Thursday, October 09, 2014

La méthode précieuse


Puerh cru sauvage de Lincang de 2006
Il existe mille manières de préparer le thé. Et quand les feuilles sont très bonnes, il est difficile de le rater. Il s'agit surtout d'utiliser son bon sens pour adapter la technique aux accessoires choisis.

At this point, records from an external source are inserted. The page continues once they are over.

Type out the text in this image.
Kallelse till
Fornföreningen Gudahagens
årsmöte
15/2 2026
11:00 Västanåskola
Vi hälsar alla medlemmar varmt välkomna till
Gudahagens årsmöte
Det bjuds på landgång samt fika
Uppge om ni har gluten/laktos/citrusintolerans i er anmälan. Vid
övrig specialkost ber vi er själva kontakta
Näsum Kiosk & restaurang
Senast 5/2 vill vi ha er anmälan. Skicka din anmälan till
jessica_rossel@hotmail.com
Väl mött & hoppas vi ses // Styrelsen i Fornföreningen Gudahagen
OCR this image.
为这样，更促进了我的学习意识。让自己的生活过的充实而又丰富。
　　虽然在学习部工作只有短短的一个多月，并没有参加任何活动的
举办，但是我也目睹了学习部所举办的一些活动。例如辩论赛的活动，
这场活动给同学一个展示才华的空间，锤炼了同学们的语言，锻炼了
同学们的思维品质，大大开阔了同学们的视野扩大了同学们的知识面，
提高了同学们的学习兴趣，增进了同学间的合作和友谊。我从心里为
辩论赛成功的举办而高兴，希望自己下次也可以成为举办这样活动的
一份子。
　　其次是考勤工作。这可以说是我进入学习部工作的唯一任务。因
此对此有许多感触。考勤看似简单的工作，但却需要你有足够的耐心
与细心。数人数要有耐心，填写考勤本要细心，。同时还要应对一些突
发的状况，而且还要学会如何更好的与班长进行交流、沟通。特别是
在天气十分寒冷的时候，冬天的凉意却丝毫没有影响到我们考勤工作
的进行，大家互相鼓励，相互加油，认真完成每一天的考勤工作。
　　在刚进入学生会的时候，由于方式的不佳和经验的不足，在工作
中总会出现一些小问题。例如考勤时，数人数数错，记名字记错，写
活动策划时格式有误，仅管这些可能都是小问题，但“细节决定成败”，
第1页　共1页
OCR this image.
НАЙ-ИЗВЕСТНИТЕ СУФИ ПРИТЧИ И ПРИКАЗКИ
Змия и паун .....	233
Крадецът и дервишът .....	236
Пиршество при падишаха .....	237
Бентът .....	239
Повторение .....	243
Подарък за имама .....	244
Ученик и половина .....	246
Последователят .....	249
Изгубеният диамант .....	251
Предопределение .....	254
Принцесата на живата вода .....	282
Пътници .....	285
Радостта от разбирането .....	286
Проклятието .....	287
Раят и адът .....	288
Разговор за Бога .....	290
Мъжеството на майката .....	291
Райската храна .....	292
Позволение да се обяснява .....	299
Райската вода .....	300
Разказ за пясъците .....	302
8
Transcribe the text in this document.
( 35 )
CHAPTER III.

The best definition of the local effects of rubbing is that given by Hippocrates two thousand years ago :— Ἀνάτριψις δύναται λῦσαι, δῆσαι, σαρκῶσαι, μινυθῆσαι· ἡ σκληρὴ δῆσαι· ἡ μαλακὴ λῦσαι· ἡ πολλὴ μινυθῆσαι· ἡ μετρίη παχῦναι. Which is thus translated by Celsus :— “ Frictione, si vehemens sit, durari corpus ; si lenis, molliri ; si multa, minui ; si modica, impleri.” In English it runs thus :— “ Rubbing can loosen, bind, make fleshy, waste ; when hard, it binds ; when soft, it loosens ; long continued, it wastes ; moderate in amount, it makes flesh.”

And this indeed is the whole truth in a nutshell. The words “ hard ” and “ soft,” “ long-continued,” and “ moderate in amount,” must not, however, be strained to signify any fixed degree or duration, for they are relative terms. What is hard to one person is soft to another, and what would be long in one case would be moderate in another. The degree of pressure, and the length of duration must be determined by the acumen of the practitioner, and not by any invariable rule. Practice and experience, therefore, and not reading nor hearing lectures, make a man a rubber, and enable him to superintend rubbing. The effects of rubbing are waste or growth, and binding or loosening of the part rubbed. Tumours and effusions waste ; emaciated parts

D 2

Voici, par exemple, comment j'ai infusé mon puerh cru sauvage de Lincang de 2006 aujourd'hui. C'est un thé très précieux dans ma sélection. D'abord par son prix. Ensuite par ses 8 printemps déjà. C'est aussi le meilleur puerh jeune que j'ai jamais pu boire (excepté peut-être l'une ou l'autre galette faite d'un seul arbre). Ses feuilles sont surtout des bourgeons et proviennent d'abres centenaires de haute montagne. Depuis, ces arbres ne sont plus disponibles à la cueillette, car protégés par les autorités locales. Avec le temps, les arômes de ce puerh deviennent de plus en plus profonds et intenses. La raison voudrait qu'on le laisse se bonifier encore pour voir sa valeur monter. Mais le puerh qu'on aime, c'est comme un enfant: on a envie de le voir grandir et évoluer chaque saison. Et l'automne est aussi celle du puerh...
Par curiosité, j'ai pesé le poids des feuilles que je m'apprête à infuser: 2,4 grammes seulement! Il s'agit de brisures et de restes de décorticages passés. Mais cela me suffit pour cette cette méthode où les feuilles sont précieuses et l'équipement également. En effet, j'utilise une petite théière en argent. Elle convient bien aux bourgeons et ce faible dosage correspond à l'esprit thé vert en bourgeons.
Les temps d'infusion se comptent en minutes (mais je ne les compte pas!) C'est l'expérience qui sert de guide.
Sur cette belle ceinture (obi) de kimono, j'utilise un cha dian (une assiette pour les coupes) et des Cha Tuo pour chaque coupe Dehua afin de protéger le précieux tissu.
L'infusion prend une belle couleur dorée. L'argent fait ressortir son goût vif et frais. La particularité de ce puerh est comment il tapisse tout le palais et la bouche de sa substance. Mais cela n'est ni lourd ni désagréable. Bien au contraire...
Les parfums sont jasmin et rose et un encens très fin et subtil. La transparence de l'infusion est excellente. Cette pureté se retrouve dans les arômes.
Avec si peu de feuilles et des temps d'infusion longs, la session se limite à 4 ou 5 belles infusions. Le temps aussi est précieux, surtout en journée. La pause thé se veut intense et pleine de sens et de raffinement.
Cet obi a des motifs d'hexagones qu'on ne voit pas du premier coup d'oeil, car on est d'abord attiré par ces grands motifs clairs de fleurs ouvertes. C'est une beauté subtile, à l'image des variations de couleur noire sur un bol Jianyang, et à l'image de ce puerh qu'on appelle à tort 'sauvage'. Il brille par sa pureté, sa force et sa finesse. Il a grandi libre et c'est lui le plus cultivé, le mieux élevé!

2 comments:

alainthé said...

bonjour Stéphane, je vois que tu utilises une jarre métallique. Peux-tu nous dire si ce type de jarre est bon pour la conservation et l'amélioration du thé sur une longue durée ? pour quel type de thé ? et quel type de jarre métallique ?
Encore merci pour ton blog qui nous apprend chaque jour un peux plus sur la longue voie du thé
Alain

Stephane said...

Bonjour Alain,
Merci pour tes questions et tes visites sur mon blog.
Il s'agit d'une boite en étain (pewter en anglais) et qu'on trouve au Japon surtout (même si elles trouvent leur source en Chine de la dynastie Qing). Elles conviennent particulièrement bien pour garder la fraicheur d'un thé vert et pour réduire les goûts de torréfaction d'un Hung Shui Oolong. C'est pour des durées courtes ou longues.